El asesinato de Karla Vanessa Núñez Gutiérrez, ejecutado por sicarios a sueldo de su esposo, no solo causó estupor en las organizaciones que trabajan contra la violencia hacia las mujeres en Nicaragua, sino también preocupación: “Es un peligroso patrón”, advierte Eveling Flores, Enlace Nacional de la Red de Mujeres Contra la Violencia.

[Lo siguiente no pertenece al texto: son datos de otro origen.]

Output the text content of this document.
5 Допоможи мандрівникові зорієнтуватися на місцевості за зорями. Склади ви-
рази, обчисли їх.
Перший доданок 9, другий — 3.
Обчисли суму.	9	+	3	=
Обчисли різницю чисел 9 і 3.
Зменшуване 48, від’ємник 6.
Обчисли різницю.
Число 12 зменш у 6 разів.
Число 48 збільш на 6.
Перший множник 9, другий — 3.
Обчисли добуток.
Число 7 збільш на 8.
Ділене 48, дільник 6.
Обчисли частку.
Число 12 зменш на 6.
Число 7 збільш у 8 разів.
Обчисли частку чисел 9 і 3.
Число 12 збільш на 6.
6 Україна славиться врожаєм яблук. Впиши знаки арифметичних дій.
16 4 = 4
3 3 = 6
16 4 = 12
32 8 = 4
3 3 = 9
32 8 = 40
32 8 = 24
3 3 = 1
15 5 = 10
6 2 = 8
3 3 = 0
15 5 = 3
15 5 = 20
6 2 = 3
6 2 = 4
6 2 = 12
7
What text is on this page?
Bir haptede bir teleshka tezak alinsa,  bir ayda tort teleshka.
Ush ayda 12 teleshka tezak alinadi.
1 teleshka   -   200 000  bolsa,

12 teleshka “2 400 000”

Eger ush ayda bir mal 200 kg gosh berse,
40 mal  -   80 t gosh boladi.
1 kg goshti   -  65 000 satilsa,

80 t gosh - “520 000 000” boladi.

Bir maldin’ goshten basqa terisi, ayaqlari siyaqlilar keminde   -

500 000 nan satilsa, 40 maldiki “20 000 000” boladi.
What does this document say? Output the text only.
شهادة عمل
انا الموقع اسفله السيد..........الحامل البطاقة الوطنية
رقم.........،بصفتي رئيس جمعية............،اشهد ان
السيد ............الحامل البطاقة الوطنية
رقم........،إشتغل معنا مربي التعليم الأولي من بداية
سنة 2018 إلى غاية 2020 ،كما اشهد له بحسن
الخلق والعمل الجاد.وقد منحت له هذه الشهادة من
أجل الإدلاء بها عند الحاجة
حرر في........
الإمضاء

Explica Flores que tras el crimen de Núñez Gutiérrez, la organización realiza un profundo análisis sobre el caso en el que no solo ven las circunstancias del femicidio, sino el comportamiento de las autoridades.

“Aquí llama la atención que no solo se trata de un hombre que no solo decide sobre la vida de una mujer, sino que además paga para que se ejecute su muerte. Es un nivel de violencia que debemos analizar”, dijo.

Explica que no solo se trata de una pareja que ejerce violencia, sino que este sujeto acuerda con otros ejercer esa violencia y la víctima es una mujer. “Es una violencia con planificación, con alevosía, ventaja y crueldad”, expresó Flores. Asegura que la crueldad de este sujeto es más que evidente ante el hecho de que no solo es el autor del crimen, sino también testigo del asesinato, “lo presenció y consciente”.

Clima propicio para violencia

La otra crítica que hace la organización defensora de los derechos de la mujer, es la indolencia con la que están actuando las autoridades el tema de la violencia contra la mujer en el país. “Aquí las mujeres están muriendo todos los días y no se investiga, no se informa. ¿Por qué? Porque las autoridades están ocupadas en tareas políticas, en reprimir ante la demanda de derechos civiles, mientras los crímenes siguen ocurriendo”, denunció Flores.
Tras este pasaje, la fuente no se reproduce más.